La ragione dell’aspetto naturale delle faccette sta nello spessore sottile e traslucente della porcellana che permette alla luce di passare attraverso la faccetta esattamente come nel dente naturale. Quando la luce incide sul dente naturale non viene immediatamente riflessa ma passa attraverso lo smalto che è traslucente, solo quando raggiunge la dentina sottostante viene riflessa e in parte assorbita.

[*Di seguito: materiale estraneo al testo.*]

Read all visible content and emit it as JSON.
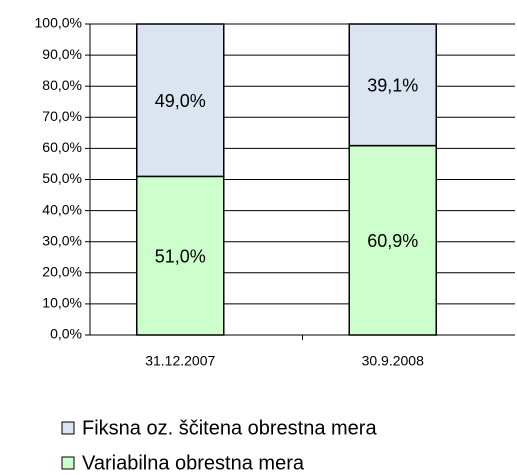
{
  "chart_data": {
    "type": "stacked_bar",
    "categories": [
      "31.12.2007",
      "30.9.2008"
    ],
    "series": [
      {
        "name": "Fiksna oz. ščitena obrestna mera",
        "color": "#dbe5f1",
        "values": [
          49.0,
          39.1
        ],
        "value_labels": [
          "49,0%",
          "39,1%"
        ]
      },
      {
        "name": "Variabilna obrestna mera",
        "color": "#ccffcc",
        "values": [
          51.0,
          60.9
        ],
        "value_labels": [
          "51,0%",
          "60,9%"
        ]
      }
    ],
    "ylim": [
      0,
      100
    ],
    "yticks": [
      {
        "value": 0,
        "label": "0,0%"
      },
      {
        "value": 10,
        "label": "10,0%"
      },
      {
        "value": 20,
        "label": "20,0%"
      },
      {
        "value": 30,
        "label": "30,0%"
      },
      {
        "value": 40,
        "label": "40,0%"
      },
      {
        "value": 50,
        "label": "50,0%"
      },
      {
        "value": 60,
        "label": "60,0%"
      },
      {
        "value": 70,
        "label": "70,0%"
      },
      {
        "value": 80,
        "label": "80,0%"
      },
      {
        "value": 90,
        "label": "90,0%"
      },
      {
        "value": 100,
        "label": "100,0%"
      }
    ],
    "grid": true,
    "legend": "bottom"
  }
}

Questo comportamento ottico multistrato con uno spessore superficiale che fa passare la luce e uno spessore profondo che la riflette è fondamentale ai fini del colore e dell’aspetto naturale del dente. Le faccette in porcellana  grazie alla combinazione di spessore sottile e porcellana traslucente, permette il passaggio della luce e riproduce il comportamento ottico del dente naturale. Queste eccellenti caratteristiche estetiche si conservano nel tempo: grazie alle longevità della porcellana le faccette dentali non cambiano colore e anche a distanza di molti anni appaiono esattamente come appena applicate.

Le fasi dell’intervento

Gli appuntamenti  necessari per la realizzazione sono in genere solo 2. Nel primo vengono preparati i denti e presa un’impronta di precisione, essa va al laboratorio che grazie a foto e informazioni raccolte provvede alla realizzazione delle faccette. Al termine della seduta sono applicate sui denti delle faccette provvisorie in resina. Esse riproducono in maniera esatta le caratteristiche estetiche delle faccette definitive (forma, colore, dimensioni.. ). In questo modo è possibile “provare” le faccette e verificare che il risultato estetico sia quello desiderato. Nel secondo appuntamento sono rimosse le faccette in resina e applicate le faccette in porcellana con una procedura di cementazione adesiva che garantisce il perfetto adattamento e la massima integrazione della faccetta con il dente.